Se référant à la notion de « propagande sociologique » de Jacques Ellul et à la classification des discours de propagande de Lord Ponsonby, il décrit le cinéma américain comme un appui systématique aux politiques néoconservatrices américaines. Pierre Conesa trace ici un fil entre racisme et interventionnisme, dans une prise de position qui semble très personnelle:
La fierté nationale américaine n’est plus à démontrer. Pour qui s’est promené dans ce pays jalonné de drapeaux sur les barbecues, les véhicules, les vélos ou les fenêtres, elle est partout. C’est une fierté démonstrative difficilement compréhensible alors qu’il s’agit d’une nation qui a été esclavagiste jusqu’en 1865, impérialiste avec la doctrine Monroe dès 1823 en Amérique latine, génocidaire contre les Indiens pendant les guerres indiennes à chaque passage des républicains au pouvoir, ségrégationniste jusqu’aux années 1960 et raciste, encore aujourd’hui, comme le montre le mouvement Black Lives matter.

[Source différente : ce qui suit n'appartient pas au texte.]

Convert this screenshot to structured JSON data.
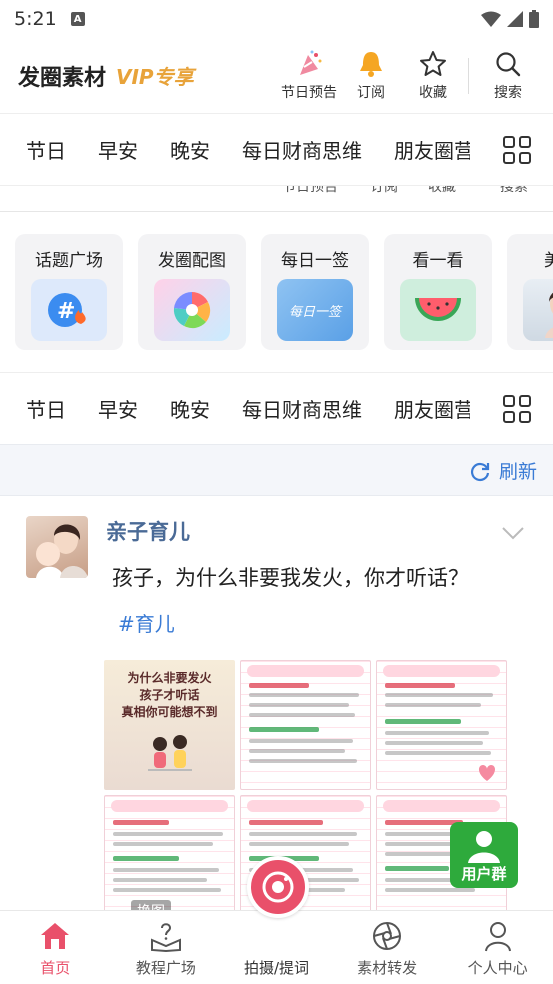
{
  "status_bar": {
    "time": "5:21",
    "notification_letter": "A"
  },
  "header": {
    "title": "发圈素材",
    "vip_label": "VIP专享",
    "actions": [
      {
        "label": "节日预告",
        "icon": "festival-icon"
      },
      {
        "label": "订阅",
        "icon": "bell-icon"
      },
      {
        "label": "收藏",
        "icon": "star-icon"
      },
      {
        "label": "搜索",
        "icon": "search-icon"
      }
    ]
  },
  "category_tabs": [
    "节日",
    "早安",
    "晚安",
    "每日财商思维",
    "朋友圈营"
  ],
  "ghost_labels": [
    "节日预告",
    "订阅",
    "收藏",
    "搜索"
  ],
  "feature_cards": [
    {
      "label": "话题广场",
      "icon": "hashtag-fire-icon"
    },
    {
      "label": "发圈配图",
      "icon": "aperture-icon"
    },
    {
      "label": "每日一签",
      "icon": "daily-sign-icon",
      "icon_text": "每日一签"
    },
    {
      "label": "看一看",
      "icon": "watermelon-icon"
    },
    {
      "label": "美业",
      "icon": "beauty-portrait-icon"
    }
  ],
  "refresh": {
    "label": "刷新"
  },
  "post": {
    "author": "亲子育儿",
    "text": "孩子，为什么非要我发火，你才听话？",
    "tag": "#育儿",
    "image_cover_text": "为什么非要发火\n孩子才听话\n真相你可能想不到",
    "overlay_label": "换图"
  },
  "floating": {
    "user_group_label": "用户群"
  },
  "bottom_nav": [
    {
      "label": "首页",
      "icon": "home-icon",
      "active": true
    },
    {
      "label": "教程广场",
      "icon": "tutorial-icon",
      "active": false
    },
    {
      "label": "拍摄/提词",
      "icon": "camera-icon",
      "active": false
    },
    {
      "label": "素材转发",
      "icon": "aperture-icon",
      "active": false
    },
    {
      "label": "个人中心",
      "icon": "user-icon",
      "active": false
    }
  ],
  "colors": {
    "accent": "#e9506a",
    "link": "#3a7bd5",
    "vip": "#e8a33a",
    "group_green": "#2eaa3c"
  }
}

Le parti pris est tel qu’il semble régulièrement frôler la mauvaise foi. Il ne cite ainsi qu’à la marge tous les films illustrant du réel débat d’idées qui existe à Hollywood, avec des chefs d’oeuvre comme Full Metal Jacket (Stanley Kubrick, 1987), Apocalypse Now (Francis Ford Coppola, 1979) ou le plus confidentiel Redacted (Brian De Palma, 2007). Certains de ces films ont certainement beaucoup plus marqué les esprits du public que ceux de Chuck Norris, que l’auteur cite presque toutes les dix pages comme s’il s’agissait du principal acteur du cinéma américain.
Pas question d’ailleurs d’accorder le moindre crédit à la bonne volonté de certains réalisateurs qui voudraient porter d’autres valeurs. Si Pierre Conesa n’évoque dans ses pages ni Amistad (Steven Spielberg, 1997), ni La Ligne Verte (Frank Darabont, 2000), il n’hésite pas à moquer Robin des Bois Prince des Voleurs (Kevin Reynolds, 1991). Pas pour les piètres performances de Kevin Costner mais pour la présence de l’acteur noir Morgan Freeman dans le rôle d’Azeem. Un noir dans un film médiéval, c’est aussi absurde historiquement que de mauvaise foi de la part d’un Hollywood qui veut se racheter une bonne conscience. En fait, l’idée venait de la série britannique Robin de Sherwood (Richard Carpenter, 1984-86) qui apportait le personnage d’un sarrasin, Nasir (joué par un blanc). Kevin Reynolds a opté lui pour un maure, dont l’arrivée du peuple dans le sud de l’Europe date du VIIIème siècle, soit cinq siècles avant les aventures de Robin Hood. Morgan Freeman est-il trop noir pour jouer un berbère ?
Les relations entre Hollywood et le Pentagone sont pourtant un véritable sujet d’étude, digne du plus grand intérêt. Il mériterait cependant d’être aussi nuancé que les valeurs de la population américaine, réduites ici à un racisme primaire et généralisé. Peut-on ainsi se contenter d’une majorité de films à petits budgets, aux audiences parfois minimes, pour nier l’impact qu’ont eu des chefs d’œuvres comme Danse avec les loups (Kevin Costner, 1990) ou Forest Gump (Robert Zemeckis, 1994) ?
Il nous semble que la thèse de Pierre Conesa défendue ici ne convaincra que les plus hostiles aux Etats-Unis, avides d’ajouter quelques arguments chiffrés et précis à leur argumentaire anti-Américain. Pour les autres, soucieux de nourrir leur réflexion sur l’influence du cinéma américain dans le contexte de la guerre, nous préférerons relire le plus classique, plus nuancé et plus argumenté Hollywood, le Pentagone et le monde (Jean-Michel Valantin, 2010).
A lire: CONESA Pierre (2018), « Hollywood, arme de propagande massive », Paris : Robert Laffont, 224p.